Mathilde Boltenhagen received the Best Process Mining PhD Dissertation Award 2022 during the Fourth International Conference on Process Mining (ICPM 2022) for her thesis entitled "Process Instance Clustering based on Conformance Checking Artefacts".
The Best Process Mining PhD Dissertation Award distinguishes theses that contributed to advancing the state of the art in the foundations, engineering, and on-field application of process mining techniques. In this context, the term "process mining" has to be understood in a broad sense: using event data produced during the execution of business, software, or system processes, in order to extract fact-based knowledge and insights on such processes and manage future processes in innovative ways.

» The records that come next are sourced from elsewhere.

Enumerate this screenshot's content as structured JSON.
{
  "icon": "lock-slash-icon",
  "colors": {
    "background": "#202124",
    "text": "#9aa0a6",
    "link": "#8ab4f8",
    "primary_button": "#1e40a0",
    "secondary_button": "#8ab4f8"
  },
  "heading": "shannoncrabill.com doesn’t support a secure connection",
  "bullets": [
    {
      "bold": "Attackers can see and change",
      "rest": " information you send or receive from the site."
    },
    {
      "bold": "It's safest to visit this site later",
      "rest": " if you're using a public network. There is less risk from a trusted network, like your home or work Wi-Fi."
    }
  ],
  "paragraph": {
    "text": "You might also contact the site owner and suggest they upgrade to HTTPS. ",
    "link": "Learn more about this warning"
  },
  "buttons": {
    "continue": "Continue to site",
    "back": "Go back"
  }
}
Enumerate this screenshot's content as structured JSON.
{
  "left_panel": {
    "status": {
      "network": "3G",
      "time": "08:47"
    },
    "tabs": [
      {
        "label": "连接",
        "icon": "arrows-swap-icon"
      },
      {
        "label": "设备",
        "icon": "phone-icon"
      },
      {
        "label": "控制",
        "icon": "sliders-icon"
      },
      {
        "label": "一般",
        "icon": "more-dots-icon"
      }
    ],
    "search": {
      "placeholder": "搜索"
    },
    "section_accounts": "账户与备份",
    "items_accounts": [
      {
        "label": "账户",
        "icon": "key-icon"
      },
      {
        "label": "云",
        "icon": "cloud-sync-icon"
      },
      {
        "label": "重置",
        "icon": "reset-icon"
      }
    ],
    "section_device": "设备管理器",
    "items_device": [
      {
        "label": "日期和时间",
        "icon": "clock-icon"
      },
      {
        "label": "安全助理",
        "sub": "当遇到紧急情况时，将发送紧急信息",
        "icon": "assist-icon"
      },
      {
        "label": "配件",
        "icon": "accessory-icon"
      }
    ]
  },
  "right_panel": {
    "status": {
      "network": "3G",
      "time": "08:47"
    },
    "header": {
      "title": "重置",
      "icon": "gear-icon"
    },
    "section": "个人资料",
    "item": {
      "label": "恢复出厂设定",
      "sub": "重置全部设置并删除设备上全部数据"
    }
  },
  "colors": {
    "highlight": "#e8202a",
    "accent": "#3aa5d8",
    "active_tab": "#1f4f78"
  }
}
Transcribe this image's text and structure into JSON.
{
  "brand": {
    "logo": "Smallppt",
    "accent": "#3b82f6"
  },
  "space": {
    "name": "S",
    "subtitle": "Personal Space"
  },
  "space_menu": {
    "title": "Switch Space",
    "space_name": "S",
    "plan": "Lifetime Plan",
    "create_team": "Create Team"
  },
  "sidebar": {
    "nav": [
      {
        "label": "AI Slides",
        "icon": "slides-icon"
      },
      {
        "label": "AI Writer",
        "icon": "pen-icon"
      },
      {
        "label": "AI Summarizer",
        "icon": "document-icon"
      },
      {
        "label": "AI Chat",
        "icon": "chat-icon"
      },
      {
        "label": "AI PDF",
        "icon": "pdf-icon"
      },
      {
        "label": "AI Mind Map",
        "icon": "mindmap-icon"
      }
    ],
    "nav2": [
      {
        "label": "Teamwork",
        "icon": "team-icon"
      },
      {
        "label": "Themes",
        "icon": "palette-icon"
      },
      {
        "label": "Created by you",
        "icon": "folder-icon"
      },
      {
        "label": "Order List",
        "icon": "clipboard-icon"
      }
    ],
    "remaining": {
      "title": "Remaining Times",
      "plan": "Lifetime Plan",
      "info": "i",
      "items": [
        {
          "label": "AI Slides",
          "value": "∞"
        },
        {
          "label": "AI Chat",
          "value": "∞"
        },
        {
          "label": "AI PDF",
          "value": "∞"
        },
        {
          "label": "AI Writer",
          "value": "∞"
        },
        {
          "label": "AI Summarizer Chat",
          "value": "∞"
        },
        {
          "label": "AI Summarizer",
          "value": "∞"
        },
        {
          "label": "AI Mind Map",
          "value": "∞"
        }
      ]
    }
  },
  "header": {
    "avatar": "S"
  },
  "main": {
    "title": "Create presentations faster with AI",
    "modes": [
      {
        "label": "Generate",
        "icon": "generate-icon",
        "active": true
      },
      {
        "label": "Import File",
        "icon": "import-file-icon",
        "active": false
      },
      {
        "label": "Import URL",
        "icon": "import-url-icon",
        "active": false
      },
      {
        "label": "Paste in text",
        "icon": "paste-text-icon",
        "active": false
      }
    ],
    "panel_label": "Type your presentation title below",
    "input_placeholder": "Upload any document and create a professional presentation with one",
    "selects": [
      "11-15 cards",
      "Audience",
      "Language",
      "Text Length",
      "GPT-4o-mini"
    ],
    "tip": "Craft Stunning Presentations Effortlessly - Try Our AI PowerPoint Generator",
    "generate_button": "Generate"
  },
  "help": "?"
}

Mathilde's thesis contributes to several aspects of conformance checking. It provides a framework and tools to partition log-traces of a process into clusters that use partial-order traces as centroids to take concurrency into account. In her work, Mathilde refined the notion of anti-alignments as a measure for the precision of process model, and she implemented the first efficient approximation of anti-alignments.
For her PhD programme, Mathilde was jointly supervised by Thomas Chatain (Laboratoire Méthodes Formelles, ENS Paris-Saclay) and Josep Carmona (Universitat Politècnica de Catalunya).
Today, Mathilde works as a DevOps engineer at Arkhn, a French startup that builds a data architecture to leverage health data for medical research.